Les hétéros n’ont pas vraiment besoin de défendre leurs droits, comme le disait si bien l’humoriste Marina Rollman dans sa chronique sur France Inter: « Quelles oppressions subissent les hétérosexuels? Tu te fais tabasser quand t’es hétéro? On t’empêche de t’embrasser dans des lieux publics? » avant de rajouter: « Oui, le monde est fait pour les personnes hétéro, cis et blanches comme moi. Ça ne veut pas dire que si vous l’êtes, vous avez une vie facile, ça veut juste dire que ces caractéristiques-là ne s’ajoutent pas comme un fardeau supplémentaire à plein d’autres trucs tragiques, qui peuvent vous arriver. »

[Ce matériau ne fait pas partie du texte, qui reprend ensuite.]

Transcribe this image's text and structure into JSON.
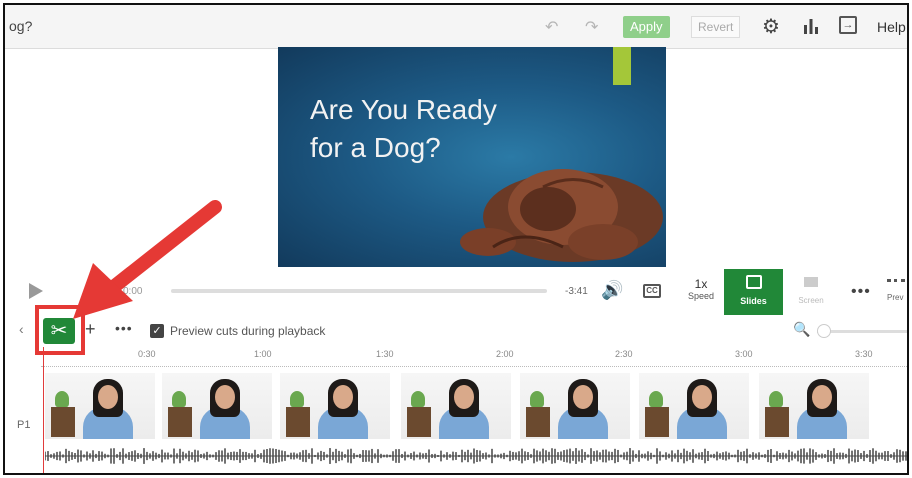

Les privilèges expliqués simplement. Mais beaucoup semblent avoir du mal à comprendre ces notions, et continuent à être persuadés que les LGBTQI+ sont une menace pour leur mode de vie confortable.

Contre-manifestation

https://twitter.com/JDCastoPhoto/status/1139996937703305217

Les participants à l’événement « MASA » espéraient provoquer des violences pour utiliser la loi Stand Your Ground active à Orlando, qui autorise une personne à utiliser une « force raisonnable » en tant que légitime défense quand « elle croit de façon raisonnable qu’elle est soumise à une menace illégale, sans obligation de battre en retraite. »

https://twitter.com/HannaVonFancy/status/1139640637190336512

C’est raté: une manifestation d’une centaine de personnes se tenait effectivement aux portes du centre de conférences mais elle est restée pacifiste jusqu’au bout.

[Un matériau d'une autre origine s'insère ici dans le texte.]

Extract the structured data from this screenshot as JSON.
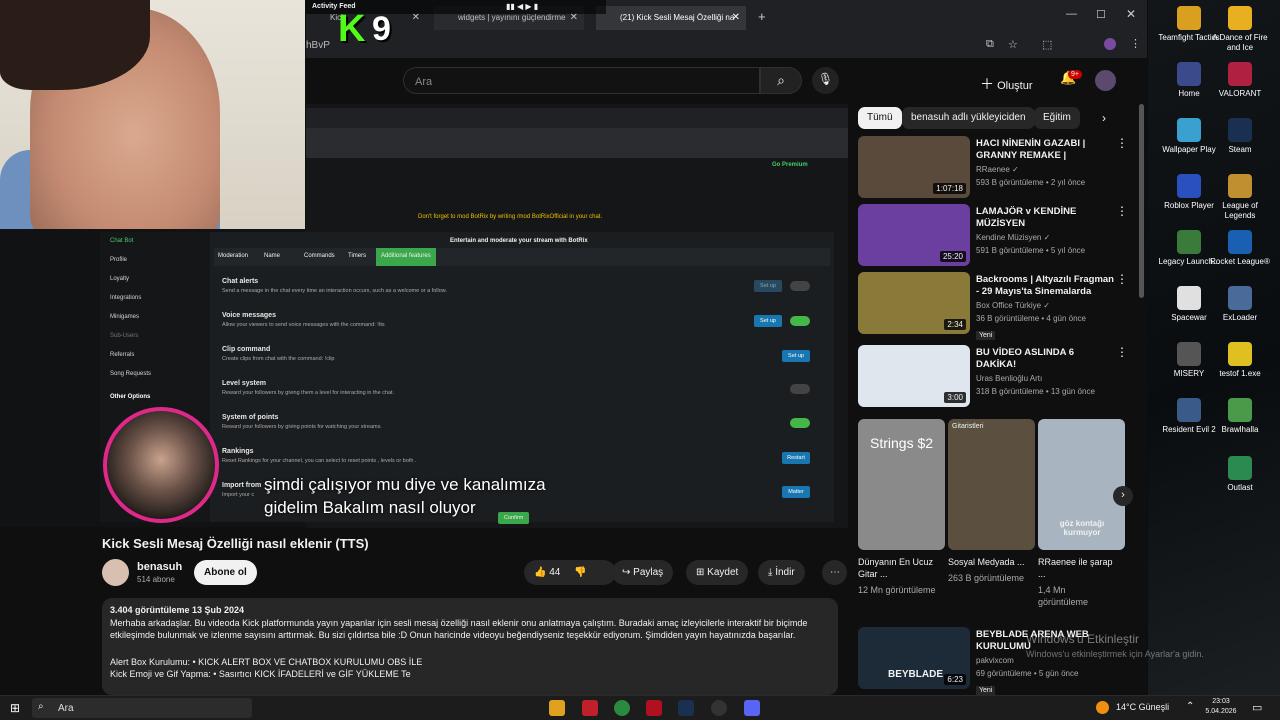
{
  "webcam_overlay": {
    "activity_label": "Activity Feed",
    "k_number": "9"
  },
  "browser": {
    "tabs": [
      {
        "label": "Kick"
      },
      {
        "label": "widgets | yayınını güçlendirme"
      },
      {
        "label": "(21) Kick Sesli Mesaj Özelliği na"
      }
    ],
    "address_fragment": "hBvP"
  },
  "youtube": {
    "search_placeholder": "Ara",
    "create_label": "Oluştur",
    "notif_count": "9+",
    "chips": [
      "Tümü",
      "benasuh adlı yükleyiciden",
      "Eğitim"
    ],
    "video_title": "Kick Sesli Mesaj Özelliği nasıl eklenir (TTS)",
    "channel": {
      "name": "benasuh",
      "subs": "514 abone",
      "subscribe": "Abone ol"
    },
    "actions": {
      "likes": "44",
      "share": "Paylaş",
      "save": "Kaydet",
      "download": "İndir"
    },
    "description": {
      "stats": "3.404 görüntüleme  13 Şub 2024",
      "body": "Merhaba arkadaşlar. Bu videoda Kick platformunda yayın yapanlar için sesli mesaj özelliği nasıl eklenir onu anlatmaya çalıştım. Buradaki amaç izleyicilerle interaktif bir biçimde etkileşimde bulunmak ve izlenme sayısını arttırmak. Bu sizi çıldırtsa bile :D Onun haricinde videoyu beğendiyseniz teşekkür ediyorum. Şimdiden yayın hayatınızda başarılar.",
      "line1": "Alert Box Kurulumu:  • KICK ALERT BOX VE CHATBOX KURULUMU OBS İLE",
      "line2": "Kick Emoji ve Gif Yapma:  • Sasırtıcı KICK İFADELERİ ve GİF YÜKLEME Te"
    },
    "caption": [
      "şimdi çalışıyor mu diye ve kanalımıza",
      "gidelim Bakalım nasıl oluyor"
    ],
    "recommended": [
      {
        "title": "HACI NİNENİN GAZABI | GRANNY REMAKE |",
        "channel": "RRaenee ✓",
        "stats": "593 B görüntüleme • 2 yıl önce",
        "duration": "1:07:18",
        "color": "#5a4a3c"
      },
      {
        "title": "LAMAJÖR v KENDİNE MÜZİSYEN",
        "channel": "Kendine Müzisyen ✓",
        "stats": "591 B görüntüleme • 5 yıl önce",
        "duration": "25:20",
        "color": "#6b3fa0"
      },
      {
        "title": "Backrooms | Altyazılı Fragman - 29 Mayıs'ta Sinemalarda",
        "channel": "Box Office Türkiye ✓",
        "stats": "36 B görüntüleme • 4 gün önce",
        "badge": "Yeni",
        "duration": "2:34",
        "color": "#8a7a3a"
      },
      {
        "title": "BU VİDEO ASLINDA 6 DAKİKA!",
        "channel": "Uras Benlioğlu Artı",
        "stats": "318 B görüntüleme • 13 gün önce",
        "duration": "3:00",
        "color": "#dfe6ee"
      }
    ],
    "shorts": [
      {
        "title": "Dünyanın En Ucuz Gitar ...",
        "views": "12 Mn görüntüleme",
        "label": "Strings $2"
      },
      {
        "title": "Sosyal Medyada ...",
        "views": "263 B görüntüleme",
        "label": "Gitaristleri"
      },
      {
        "title": "RRaenee ile şarap ...",
        "views": "1,4 Mn görüntüleme",
        "label": "göz kontağı kurmuyor"
      }
    ],
    "bottom_video": {
      "title": "BEYBLADE ARENA WEB KURULUMU",
      "channel": "pakvixcom",
      "stats": "69 görüntüleme • 5 gün önce",
      "badge": "Yeni",
      "duration": "6:23",
      "thumb_label": "BEYBLADE"
    }
  },
  "botrix": {
    "banner": "Don't forget to mod BotRix by writing /mod BotRixOfficial in your chat.",
    "go_premium": "Go Premium",
    "header": "Entertain and moderate your stream with BotRix",
    "tabs": [
      "Moderation",
      "Name",
      "Commands",
      "Timers",
      "Additional features"
    ],
    "sidebar": [
      "Chat Bot",
      "Profile",
      "Loyalty",
      "Integrations",
      "Minigames",
      "Sub-Users",
      "Referrals",
      "Song Requests",
      "Other Options"
    ],
    "features": [
      {
        "title": "Chat alerts",
        "desc": "Send a message in the chat every time an interaction occurs, such as a welcome or a follow.",
        "button": "Set up"
      },
      {
        "title": "Voice messages",
        "desc": "Allow your viewers to send voice messages with the command: !tts",
        "button": "Set up"
      },
      {
        "title": "Clip command",
        "desc": "Create clips from chat with the command: !clip",
        "button": "Set up"
      },
      {
        "title": "Level system",
        "desc": "Reward your followers by giving them a level for interacting in the chat.",
        "button": ""
      },
      {
        "title": "System of points",
        "desc": "Reward your followers by giving points for watching your streams.",
        "button": ""
      },
      {
        "title": "Rankings",
        "desc": "Reset Rankings for your channel, you can select to reset points , levels or both .",
        "button": "Restart"
      },
      {
        "title": "Import from",
        "desc": "Import your c",
        "button": "Matter"
      }
    ],
    "confirm": "Confirm"
  },
  "desktop_icons": [
    "Teamfight Tactics",
    "A Dance of Fire and Ice",
    "Home",
    "VALORANT",
    "Wallpaper Play",
    "Steam",
    "Roblox Player",
    "League of Legends",
    "Legacy Launch...",
    "Rocket League®",
    "Spacewar",
    "ExLoader",
    "MISERY",
    "testof 1.exe",
    "Resident Evil 2",
    "Brawlhalla",
    "Outlast"
  ],
  "watermark": {
    "line1": "Windows'u Etkinleştir",
    "line2": "Windows'u etkinleştirmek için Ayarlar'a gidin."
  },
  "taskbar": {
    "search": "Ara",
    "weather": "14°C  Güneşli",
    "time": "23:03",
    "date": "5.04.2026"
  }
}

La police d’Orlando avait d’ailleurs refusé d’offrir sa protection à l’événement homophobe, malgré leur demande. Ils s’étaient donc retrouvés à engager une « sécurité privée ».

Cet événement aurait pourtant pu tourner au conflit et à la violence. Aux USA, l’homophobie fait des ravages et en 2017, on comptait une hausse de 17% de crimes haineux ciblant les minorités raciales, sexuelles et de genre.

Ce retour de bâton, alors que le progressisme semblait gagner du terrain, n’est malheureusement qu’une redite de l’histoire, comme le faisait remarquer le Conseil des Droits de l’Homme des Nations Unies dans une note d’information: « Dans plusieurs pays, les autorités ont noté une montée spectaculaire de la violence homophobe et transphobe pendant la période qui a immédiatement suivi les remarquables avancées législatives enregistrées dans la protection des droits des LGBT. Ce phénomène n’est pas sans parallèles historiques : il semblerait que les efforts réalisés dans le passé pour éliminer la ségrégation et la discrimination raciales aient déclenché des réactions analogues contre les minorités raciales. »

C’est la responsabilité des États que d’éviter une escalade de violences, comme le pointe l’ONU: enquêter sur les crimes haineux, organiser des campagnes de sensibilisation et d’éducation, former efficacement les personnes en contact direct avec les victimes… Mais difficile d’y croire avec le gouvernement Trump, quand on sait encore une fois que Mike Pence organise des thérapies de conversion pour les personnes LGBTQI+.